Let's look at the exceptions. Beth, for example, who is five-and-a-half years younger and a generation behind: she likes different music, watches different TV programmes and goes clubbing, for pity's sake, and yet she's become a sister to me. Or Jon, who is far more analytical and observant and logical than I will ever be, but with whom I share a mindset. Or Mike, who - well, we're incredibly different in terms of political ideology, religious beliefs, values and priorities, and yet it's testament to the depth of our friendship that we're still talking after so many heated rows.

None of these people are ones who I would have picked out in a crowd, but they were there. And it took over a year on Mono before Emily and I started to really talk properly. There was no crash of thunder, no eyes across a crowded room - although we did meet in a busy car park - and no sudden twist of fate. You compromise, you assert yourself and you take it as it comes. And all of a sudden things happen.

My point is that she and I are, ultimately, quite different in many ways - but it's not our similarities that keep us together. It's something much more straightforward and simultaneously complex. Did any of you ever read Insomnia, that substandard Stephen King novel of the early 1990s? (Starts well, tails off considerably, deteriorates into a grotesque shadow of its beginning.) The protagonists have the ability to read auras - the true self, the state of mind that shines above the head in varying degrees of colour and light depending on the mood and health of the person concerned. It's the nearest you get to a soul in any of King's novels. And this, I think, is what I fell in love with.
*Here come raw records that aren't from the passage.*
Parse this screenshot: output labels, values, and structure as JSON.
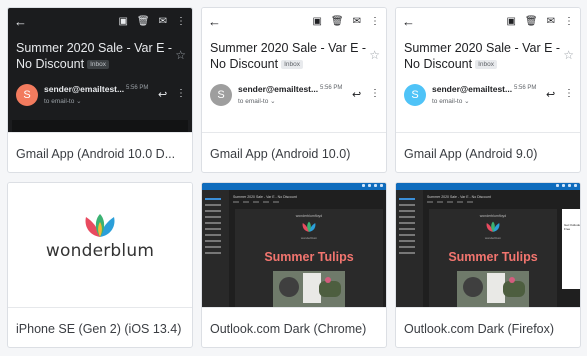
{
  "cards": [
    {
      "caption": "Gmail App (Android 10.0 D...",
      "email": {
        "subject": "Summer 2020 Sale - Var E - No Discount",
        "badge": "Inbox",
        "avatar_letter": "S",
        "avatar_color": "#f27b5e",
        "sender": "sender@emailtest...",
        "time": "5:56 PM",
        "to": "to email-to ⌄"
      }
    },
    {
      "caption": "Gmail App (Android 10.0)",
      "email": {
        "subject": "Summer 2020 Sale - Var E - No Discount",
        "badge": "Inbox",
        "avatar_letter": "S",
        "avatar_color": "#9e9e9e",
        "sender": "sender@emailtest...",
        "time": "5:56 PM",
        "to": "to email-to ⌄"
      }
    },
    {
      "caption": "Gmail App (Android 9.0)",
      "email": {
        "subject": "Summer 2020 Sale - Var E - No Discount",
        "badge": "Inbox",
        "avatar_letter": "S",
        "avatar_color": "#4fc3f7",
        "sender": "sender@emailtest...",
        "time": "5:56 PM",
        "to": "to email-to ⌄"
      }
    },
    {
      "caption": "iPhone SE (Gen 2) (iOS 13.4)",
      "brand": "wonderblum"
    },
    {
      "caption": "Outlook.com Dark (Chrome)",
      "outlook": {
        "mail_header": "Summer 2020 Sale - Var E - No Discount",
        "brand": "wonderblumfloyd",
        "brand_sub": "wonderblum",
        "headline": "Summer Tulips"
      }
    },
    {
      "caption": "Outlook.com Dark (Firefox)",
      "outlook": {
        "mail_header": "Summer 2020 Sale - Var E - No Discount",
        "brand": "wonderblumfloyd",
        "brand_sub": "wonderblum",
        "headline": "Summer Tulips",
        "ad_text": "Get Outlook Free"
      }
    }
  ],
  "colors": {
    "accent_outlook": "#0f6cbd",
    "headline": "#f2756f",
    "logo_petals": [
      "#e84a5f",
      "#3bb273",
      "#2b9fd9",
      "#f7b733"
    ]
  }
}
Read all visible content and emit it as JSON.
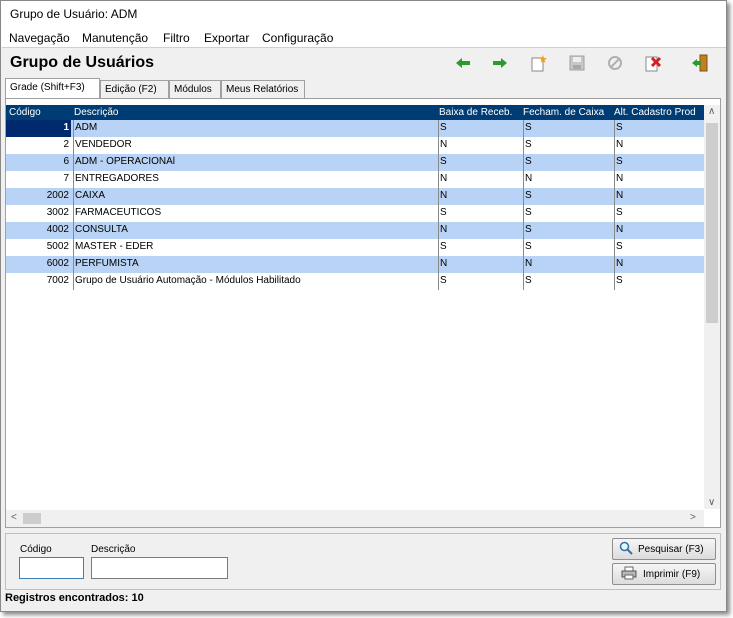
{
  "window": {
    "title": "Grupo de Usuário: ADM"
  },
  "menu": [
    {
      "label": "Navegação"
    },
    {
      "label": "Manutenção"
    },
    {
      "label": "Filtro"
    },
    {
      "label": "Exportar"
    },
    {
      "label": "Configuração"
    }
  ],
  "header": {
    "title": "Grupo de Usuários"
  },
  "toolbar": {
    "icons": [
      "back-arrow-icon",
      "forward-arrow-icon",
      "new-record-icon",
      "save-icon",
      "cancel-icon",
      "delete-icon",
      "exit-icon"
    ],
    "colors": {
      "arrow": "#2e9a2e",
      "delete": "#d42020",
      "new": "#f0a020"
    }
  },
  "tabs": [
    {
      "label": "Grade (Shift+F3)"
    },
    {
      "label": "Edição (F2)"
    },
    {
      "label": "Módulos"
    },
    {
      "label": "Meus Relatórios"
    }
  ],
  "grid": {
    "columns": [
      "Código",
      "Descrição",
      "Baixa de Receb.",
      "Fecham. de Caixa",
      "Alt. Cadastro Prod"
    ],
    "rows": [
      {
        "codigo": "1",
        "descricao": "ADM",
        "baixa": "S",
        "fecham": "S",
        "alt": "S"
      },
      {
        "codigo": "2",
        "descricao": "VENDEDOR",
        "baixa": "N",
        "fecham": "S",
        "alt": "N"
      },
      {
        "codigo": "6",
        "descricao": "ADM - OPERACIONAl",
        "baixa": "S",
        "fecham": "S",
        "alt": "S"
      },
      {
        "codigo": "7",
        "descricao": "ENTREGADORES",
        "baixa": "N",
        "fecham": "N",
        "alt": "N"
      },
      {
        "codigo": "2002",
        "descricao": "CAIXA",
        "baixa": "N",
        "fecham": "S",
        "alt": "N"
      },
      {
        "codigo": "3002",
        "descricao": "FARMACEUTICOS",
        "baixa": "S",
        "fecham": "S",
        "alt": "S"
      },
      {
        "codigo": "4002",
        "descricao": "CONSULTA",
        "baixa": "N",
        "fecham": "S",
        "alt": "N"
      },
      {
        "codigo": "5002",
        "descricao": "MASTER - EDER",
        "baixa": "S",
        "fecham": "S",
        "alt": "S"
      },
      {
        "codigo": "6002",
        "descricao": "PERFUMISTA",
        "baixa": "N",
        "fecham": "N",
        "alt": "N"
      },
      {
        "codigo": "7002",
        "descricao": "Grupo de Usuário Automação - Módulos Habilitado",
        "baixa": "S",
        "fecham": "S",
        "alt": "S"
      }
    ],
    "colors": {
      "header": "#003c74",
      "alt_row": "#b8d3f5",
      "selected": "#002a6e"
    }
  },
  "search": {
    "codigo_label": "Código",
    "codigo_value": "",
    "descricao_label": "Descrição",
    "descricao_value": "",
    "search_button": "Pesquisar (F3)",
    "print_button": "Imprimir (F9)"
  },
  "status": {
    "text": "Registros encontrados: 10"
  }
}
Maybe this is something that happens in online relationships. There's no facetime and there are no physical signals. I developed a keen interest in her before I'd even seen what she looked like, and even after the photo arrived in my inbox this paled next to the conversations we had back at the very end of April, when we started to talk properly, before deciding that we didn't want to stop. You are more yourself in something like this, you are flesh destroyed and spirit exposed. You are no longer a person in the physical sense; you float.

Perhaps this is our future. Evolution leads to pure energy. Perhaps we will be going into labour online, producing children who will live out their lives in a virtual world of cables and portals and connections. They will have no physical presence and you will only be aware of them through signs - emoticons, images, text. Rather than being less than human, they will be clearer and clearer, because they will be free of a society that equates beauty and material success with worthiness of self. No, don't scoff. Stop and think about it. Doesn't it make sense?

As for's been wonderful reaching this point. I'd forgotten what it was like, which is probably why I initially denied it was happening. But you can't fight things like this. I don't think that it's about destiny; I think that we were just two people who happened to meet, and when we did, Franklin rediscovered electricity. Or as she said this afternoon, "I can't imagine me without you anymore". I guess I'm the same.